司法権の限界6(人権・正義の相対性2)

夫婦別姓に関する最高裁合憲判決に戻りますと、社会の道義や正義はその社会が決めると言うあたりまえの前提・・誰か偉い人が正義を決めるべきではないと言う確認が必要です。
人権や平和と言う名目で反日行動する勢力は、日本の上位機関として国連を想定しているらしくそこへ食い込んで、ご託宣を得れば良いと言うやり方が多いようですが・・かれらは社会ごとに正義があると言う前提を無視していることが分ります。
国や民族の意思をバカにして上に聳える?超然たる正義を決める神のようなモノを措前提する勢力と言えます。
別姓支持勢力からは最高裁判決に対して落胆の声がありますが、国民多数の支持を得ているならば政治決定を求めれば実現出来ることであって、法改正を求めずに何故裁判で決めようとするのか分りません。
本来法律改正で間に合うものをあえて司法での決着を求める勢力は、国民意思に反している前提・・民意を超越した偉い人の御託宣が欲しいと言うに等しいことになりませんか?
民主国家においては多数の支持を受けた意見が法になり得るので、国民の支持を受けている勢力は憲法違反など主張する必要がありません。
何か気に入らないと直ぐに憲法違反と主張する勢力は、多数からの支持を受けられない・・民意=多数意思を無視するか軽視している勢力のことになります。
憲法が気に入らないと国連決議や勧告、報告を持ち出します。
国民の支持を受けられない勢力=民意を代表しない勢力が、「多数市民の意見を無視している」とか、「大衆迎合主義」とか自分を支持しない国民を衆愚(バカ)扱いして都合良く分類していることになります。
政治の場で議論するべきことをしないで、(あるいは政治論争で負けて)司法に持ち込む運動は、憲法の予定している国民主権原理を無視した・・憲法違反の主張になります。
別姓に関しても時代・・国や社会を越えた超越的価値観がある訳ではありません。
「同姓めとらず」の原則による中国・朝鮮では別姓のママですが、別姓論者の基礎的価値観は中韓の価値観を下敷きにしているように見えますが・・。

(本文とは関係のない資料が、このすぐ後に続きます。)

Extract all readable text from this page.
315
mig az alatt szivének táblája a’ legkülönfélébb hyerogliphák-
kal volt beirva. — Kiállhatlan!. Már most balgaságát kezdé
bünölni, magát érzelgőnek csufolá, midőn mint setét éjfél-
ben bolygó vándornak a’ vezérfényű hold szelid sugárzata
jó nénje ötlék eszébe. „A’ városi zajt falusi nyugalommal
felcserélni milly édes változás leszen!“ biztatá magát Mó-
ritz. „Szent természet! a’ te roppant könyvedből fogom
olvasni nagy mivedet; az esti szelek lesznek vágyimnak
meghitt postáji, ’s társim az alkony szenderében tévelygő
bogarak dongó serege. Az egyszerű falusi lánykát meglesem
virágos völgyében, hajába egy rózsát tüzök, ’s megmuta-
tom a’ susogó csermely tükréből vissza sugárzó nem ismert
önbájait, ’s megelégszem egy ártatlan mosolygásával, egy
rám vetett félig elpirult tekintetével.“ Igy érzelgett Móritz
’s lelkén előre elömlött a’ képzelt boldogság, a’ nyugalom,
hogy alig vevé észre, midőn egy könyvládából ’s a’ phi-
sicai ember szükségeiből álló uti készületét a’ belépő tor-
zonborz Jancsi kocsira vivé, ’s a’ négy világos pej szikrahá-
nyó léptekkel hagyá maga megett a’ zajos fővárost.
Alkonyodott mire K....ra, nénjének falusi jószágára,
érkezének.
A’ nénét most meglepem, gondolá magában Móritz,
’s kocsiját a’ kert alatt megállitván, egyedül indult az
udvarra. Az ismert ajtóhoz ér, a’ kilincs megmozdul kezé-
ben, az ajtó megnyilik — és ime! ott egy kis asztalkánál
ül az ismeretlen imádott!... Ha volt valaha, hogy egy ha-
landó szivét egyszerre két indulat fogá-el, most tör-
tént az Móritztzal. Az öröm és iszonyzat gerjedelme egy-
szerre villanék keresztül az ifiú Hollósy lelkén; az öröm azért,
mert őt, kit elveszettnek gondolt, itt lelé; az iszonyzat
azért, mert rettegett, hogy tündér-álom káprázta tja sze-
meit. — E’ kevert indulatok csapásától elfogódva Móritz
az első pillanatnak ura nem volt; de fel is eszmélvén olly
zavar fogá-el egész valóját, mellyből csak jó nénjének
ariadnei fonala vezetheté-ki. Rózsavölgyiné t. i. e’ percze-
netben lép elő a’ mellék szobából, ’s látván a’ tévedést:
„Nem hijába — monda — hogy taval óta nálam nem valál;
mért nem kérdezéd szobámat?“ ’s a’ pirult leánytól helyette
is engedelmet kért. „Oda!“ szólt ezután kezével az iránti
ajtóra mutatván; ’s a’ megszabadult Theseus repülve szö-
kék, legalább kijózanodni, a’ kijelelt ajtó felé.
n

中韓の方が古代から人権意識が優れていたと思う人はいないでしょう。
西洋系でもクリントン大統領候補で周知のとおり、前クリントン大統領夫人ですが中韓を除けば、世界中で同姓が普通です。
別姓に関しては(女性に不利だと言う意見を中心に)多様な意見があると思いますから、社会意識の落ち着き・・民意を汲むのは政治家の仕事です・・政治の場で決めたら良いことです。
他所のどこかの原理を持って来て、司法権がどちらの方が優れていると決めるのは行き過ぎです。
意見が分かれている分野・・法で決め切れていない分野で司法がどちらの方が良いと決める権利はありません。
意見が拮抗しているときにどちらを進めるかこそが政治家の決断力の見せ場ですが、新たに国民の進べき方向を司法権が決めるのは権限外です。
またこれを司法に求める運動・憲法を守れと言う運動は・・逆説的ですが、司法に民意を超越したどこかの外国意見の強制を求めるもので、憲法違反をさせようと唆す犯罪的運動です。
安楽死で言えば、担当裁判官が、個人意見として安楽死させるべきと考え、あるいは国連から「安楽死を認めるべきだ」と言う勧告があっても、国民意思による刑法改正をしていないのに、合法であると判断することは法創造をするものであって許されません。
この後で「法と良心」の定義で書きますが、司法による法創造が許されないだけではなく、個人の主観的意見による法解釈は「良心」に反するものであって許されません。
歴史的に見て、天皇制に限らず権力維持するには権力の乱用をしない・・余計な口出しをしない・・謙抑性が必須要件です。
裁判所の最終決定(全国的影響のある事件は最終的には最高裁まで行くのが普通ですが諫早事件でのように政治利用が進み過ぎると却って、高裁どまりになって困っている事件もあります)にどの機関も異議を唱えられないことを良いことにして、最高裁を含めて司法権が出しゃばり過ぎる・・権限濫用すると司法制度自体の革命的改正機運が高まるでしょう。
似たような機関としては軍部があり、軍部がのさばってしまうとみんな怖くて黙っているしかない・・不満蓄積による革命的運動以外にこれを取り除くことが出来なくなります。
不満爆発まで行くと多くは勢いがつき過ぎるので,タイやエジプトのように一時の混乱を沈めるために已むなく軍が介入しても1日も早く軟着陸しようと努力しています。
司法権は国民から要請されてもいないのに、政治に介入するのは愚の骨頂です。
必要もないのに政治介入し過ぎて国民的反発を受け信用をなくすと、本来必要な司法機能(法暴走したときのチェック機能)まで縮小するリスクを心配しています。